Por fim, o autor apresenta o que chamou de “forças e limitações da metáfora

política”. Quanto às forças, Morgan (1996) destaca que estudar a organização usando a metáfora política é relevante por se ter uma visão ampliada, onde percebe-se que toda atividade organizacional é baseada em interesses, e pode-se avaliar todos os aspectos do funcionamento organizacional intrinsecamente relacionados com a política. Além disso, supera-se o mito da "racionalidade organizacional" posto que, na realidade, há é uma mistura de interesses pessoais, que não convergem e, apesar disso, deve-se administrar e dar uma direção ao movimento da organização. A metáfora política ajuda ainda a encontrar caminhos para superar as limitações da idéia que as organizações são sistemas integrados funcionais, além de prover a dimensão política do comportamento humano na organização. Por fim, ajuda a reconhecer as implicações sócio-políticas dos diferentes tipos de organização e o papel que jogam na sociedade.

Quando às limitações, destaca-se o super-dimensionamento do componente

político, quando, de fato, existem outros. Há de destacar-se, também, a questão de que uma visão estritamente política, segundo Morgan (1996), é uma visão cínica da realidade, e pode-se reduzir esta compreensão política a um instrumento, a uma habilidade para conseguir vantagens.

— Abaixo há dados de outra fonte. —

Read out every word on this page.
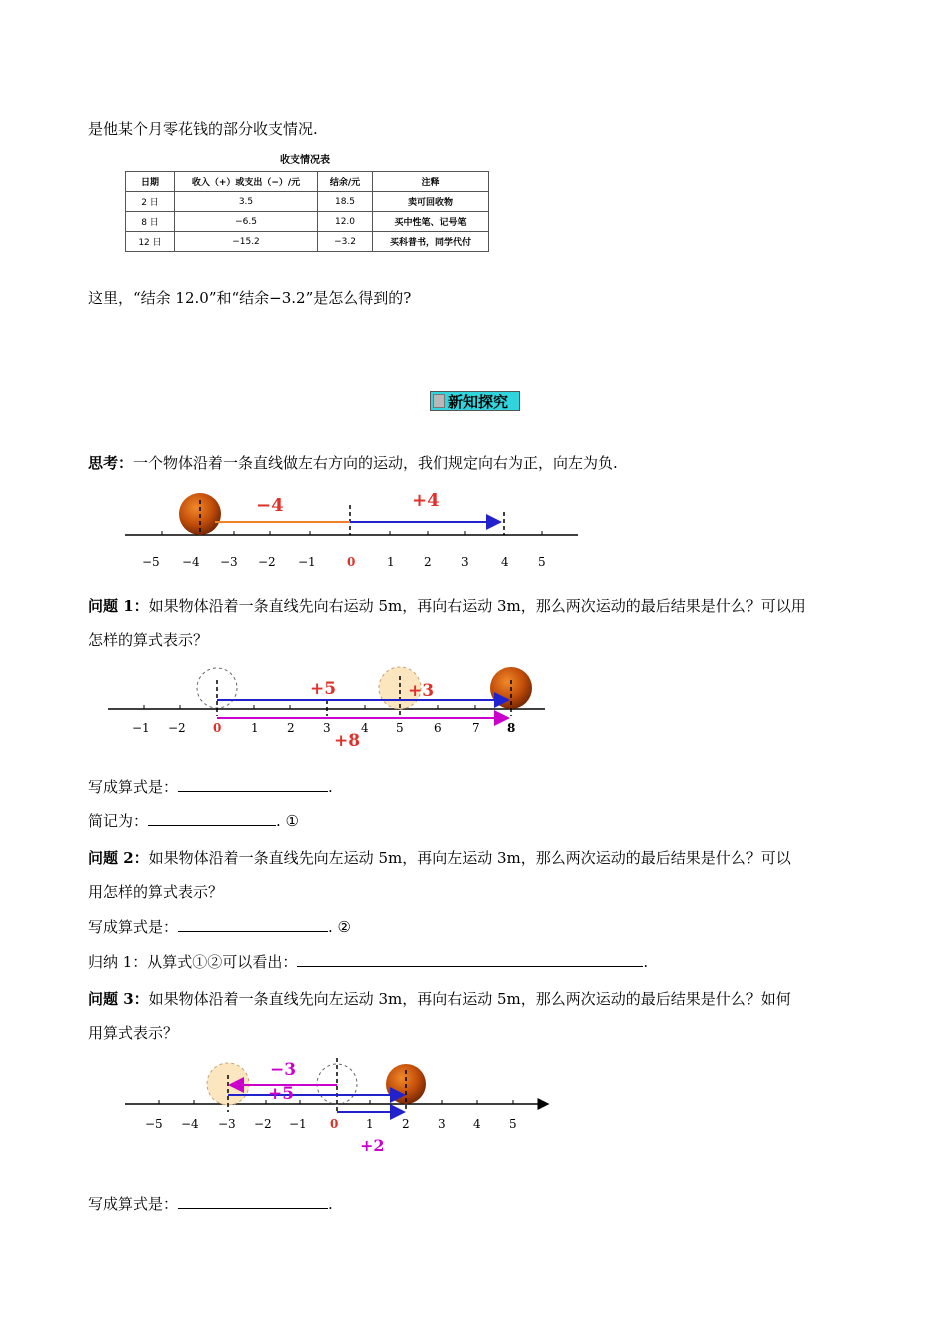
是他某个月零花钱的部分收支情况.
收支情况表
日期	收入（+）或支出（−）/元	结余/元	注释
2 日	3.5	18.5	卖可回收物
8 日	−6.5	12.0	买中性笔、记号笔
12 日	−15.2	−3.2	买科普书，同学代付
这里，“结余 12.0”和“结余−3.2”是怎么得到的?
新知探究
思考：一个物体沿着一条直线做左右方向的运动，我们规定向右为正，向左为负.
−4	+4
−5 −4 −3 −2 −1	0	1 2 3	4 5
+5	+3
−1 −2 0 1 2 3	4 5	6	7 8
+8
−3
+5
−5 −4 −3 −2 −1 0 1 2 3 4 5
+2
问题 1：如果物体沿着一条直线先向右运动 5m，再向右运动 3m，那么两次运动的最后结果是什么？可以用
怎样的算式表示？
写成算式是：	.
简记为：	. ①
问题 2：如果物体沿着一条直线先向左运动 5m，再向左运动 3m，那么两次运动的最后结果是什么？可以
用怎样的算式表示？
写成算式是：	. ②
归纳 1：从算式①②可以看出：	.
问题 3：如果物体沿着一条直线先向左运动 3m，再向右运动 5m，那么两次运动的最后结果是什么？如何
用算式表示？
写成算式是：	.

Algumas considerações devem ser ressaltadas analisando a metáfora de Morgan

(1996). Tanto a estrutura organizacional quanto as relações humanas na organização são importantes elementos políticos na visão do autor. Nas relações humanas, a diversidade de interesses é parte da natureza humana e na organização, e em qualquer corpo social, haverá sempre uma relação de embate e oposição, choque e dissidências. No que diz respeito a estrutura organizacional, o autor expõe a inerência do conflito e a inevitabilidade da exposição contraditória de interesses no espaço produtivo. Há, dentro das organizações, a essência natural de relações conflituosas que não se resume só na relação entre capital e trabalho, mas também entre os diversos indivíduos na medida em que as instâncias cargo, carreira e exterior da organização entram em choque. Em ambos os casos, na mediação das diferenças de interesses e na contradição estrutural, a política é essencial forma de interação dos diversos agentes. Ao mesmo tempo o poder e o uso dele nas diversas ações será fundamental no convívio coletivo.